Wide receivers Kenny Britt and Ricardo Louis, defensive backs Jamar Taylor, Calvin Pryor and Najee Murray, running backs Isaiah Crowell, Duke Johnson Jr., Brandon Wilds and Terrence Magee, linebackers Christian Kirksey and Jamie Collins, rookie safety Jabrill Peppers and tight end Seth DeValve huddled in a circle behind their teammates on the sideline, knelt and held hands during the National Anthem.

Rookie quarterback DeShone Kizer, offensive linemen Shon Coleman and Marcus Martin, defensive back Jason McCourty and punter Britton Colquitt expressed their support by placing their hands on the shoulders of kneeling teammates while standing.

The Browns resumed their silent demonstrations during the National Anthem prior to their Week 3 game against the Indianapolis Colts at Lucas Oil Stadium in Indianapolis.

Despite a chorus of boos from Colts fans, 21 Browns players knelt on the sideline while facing a field-sized American Flag and several others locked arms in a show of unity during the singing of “The Star Spangled Banner.”

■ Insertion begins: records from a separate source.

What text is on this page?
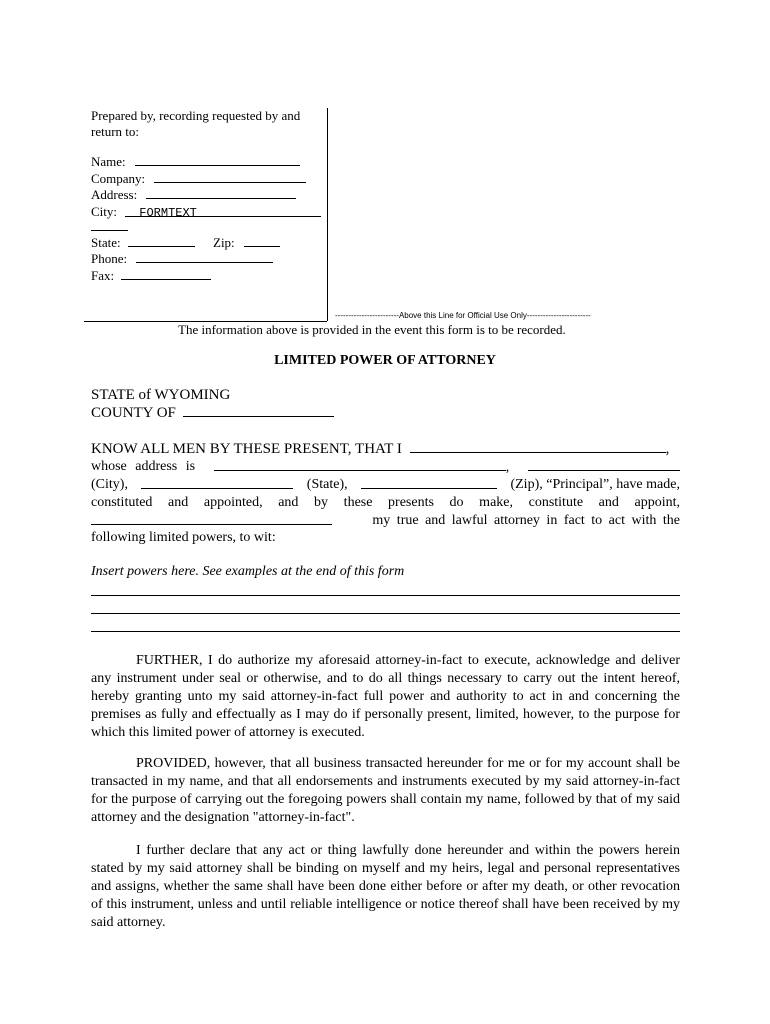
Prepared by, recording requested by and
return to:
Name:
Company:
Address:
City: FORMTEXT
State:	Zip:
Phone:
Fax:
------------------------Above this Line for Official Use Only------------------------
The information above is provided in the event this form is to be recorded.
LIMITED POWER OF ATTORNEY
STATE of WYOMING
COUNTY OF
KNOW ALL MEN BY THESE PRESENT, THAT I	,
whose address is	,
(City),	(State),	(Zip), “Principal”, have made,
constituted and appointed, and by these presents do make, constitute and appoint,
my true and lawful attorney in fact to act with the
following limited powers, to wit:
Insert powers here. See examples at the end of this form
FURTHER, I do authorize my aforesaid attorney-in-fact to execute, acknowledge and deliver any instrument under seal or otherwise, and to do all things necessary to carry out the intent hereof, hereby granting unto my said attorney-in-fact full power and authority to act in and concerning the premises as fully and effectually as I may do if personally present, limited, however, to the purpose for which this limited power of attorney is executed.
PROVIDED, however, that all business transacted hereunder for me or for my account shall be transacted in my name, and that all endorsements and instruments executed by my said attorney-in-fact for the purpose of carrying out the foregoing powers shall contain my name, followed by that of my said attorney and the designation "attorney-in-fact".
I further declare that any act or thing lawfully done hereunder and within the powers herein stated by my said attorney shall be binding on myself and my heirs, legal and personal representatives and assigns, whether the same shall have been done either before or after my death, or other revocation of this instrument, unless and until reliable intelligence or notice thereof shall have been received by my said attorney.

And they did so with the full support of Browns ownership, as Dee and Jimmy Haslam joined more than half of the NFL owners in releasing a statement prior to Sunday’s games.

“We view our organization, our league and our players as great unifiers of people,” the statement read. “Our players, just like so many others across our league, have been honest and thoughtful with their attempt to bring awareness to the issues of inequality and social injustice.

“We were incredibly moved by the meaningful and powerful dialogue they initiated within our organization when they spoke of their intent to unify and not be disrespectful while using familiar and important terms like one nation, indivisible with liberty and justice for all.”